Morosini recordó entonces las confidencias del superintendente la última vez que habían cenado juntos antes de que Adal y él se marchasen de Inglaterra. Él también tenía dudas sobre ese suicidio demasiado oportuno que se había producido en un modesto piso de Whitechapel, cuando el juicio de Anielka avanzaba a pasos agigantados hacia una sentencia de muerte. Warren creía que había sido un montaje perfectamente preparado por el conde Solmanski, padre de Anielka, cuya clave no perdía la esperanza de encontrar, y al parecer no era el único.

—¿Qué dice tu padre?

—Llamó a la policía, pero no se tomaron en serio las amenazas. Para ellos es un asunto entre polacos, unos individuos demasiado románticos y descomedidos para que se conceda importancia a sus disputas. Mi padre contrató entonces los servicios de un detective privado para que me protegiera, pero no pudo impedir dos atentados: mi suite del Waldorf Astoria se incendió sin ninguna razón aparente y estuve a punto de ser atropellada al salir de Central Park. Le supliqué a mi padre que me llevase fuera de Estados Unidos, sobre todo porque no me gusta; la gente es desmesurada, brutal, muchos son maleducados y están tremendamente ufanos de sí mismos.

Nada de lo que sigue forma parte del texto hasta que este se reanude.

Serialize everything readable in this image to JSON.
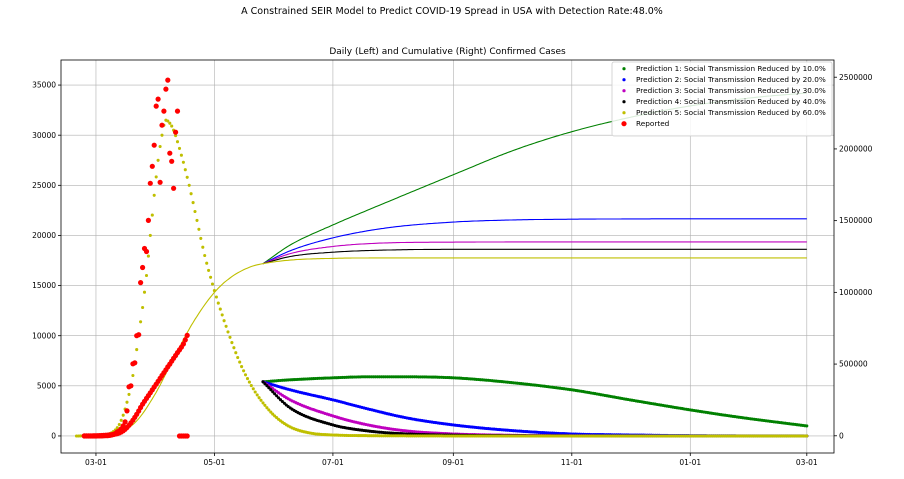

—¡No me digas que no encontró a unos cuantos hombres refinados que se pusieran a tus pies y se ofrecieran a defenderte! —dijo Morosini con sorna—. ¿No te salió ningún pretendiente?

—¡Demasiados! Tantos que era imposible saber cuál era sincero y cuál no. No olvides que soy una joven viuda muy rica y bastante guapa.

—No tengo intención de olvidarlo. ¿Y fue por encontrarte en esa situación tan apurada por lo que pensaste en mí?

—No —respondió la joven con cierto candor que hizo aflorar una sonrisa irónica a los labios de Aldo—. Al principio me refugié en casa de mi hermano, que vive en una magnífica propiedad en la costa de Long Island, pero no tardé en sentirme incómoda allí. Ethel, mi cuñada, es bastante amable, pero Sigismond y ella llevan una vida alocada; van de fiesta en fiesta y su casa está siempre llena. No me explico cómo puede soportar mi hermano una existencia tan agotadora.

—Debe de gustarle. Pero ¿por qué te quedaste tanto tiempo? ¿Qué te retenía allí, cuando tantos bienes tienes en Inglaterra como en Francia? Eso que yo sepa...

—La prudencia, creo. Mi padre afirmaba que era preferible establecer una clara ruptura con lo que acababa de suceder en Europa, a fin de dejar que las aguas revueltas como consecuencia de ese desgraciado asunto volvieran a su cauce. Un año le parecía un período aceptable. Mientras tanto, se metió en algunos negocios. Allí es muy fácil cuando se dispone de medios. Se lo tomó muy en serio y empezó también a viajar por todo el país. Hasta parecía dominado por la fiebre del oro.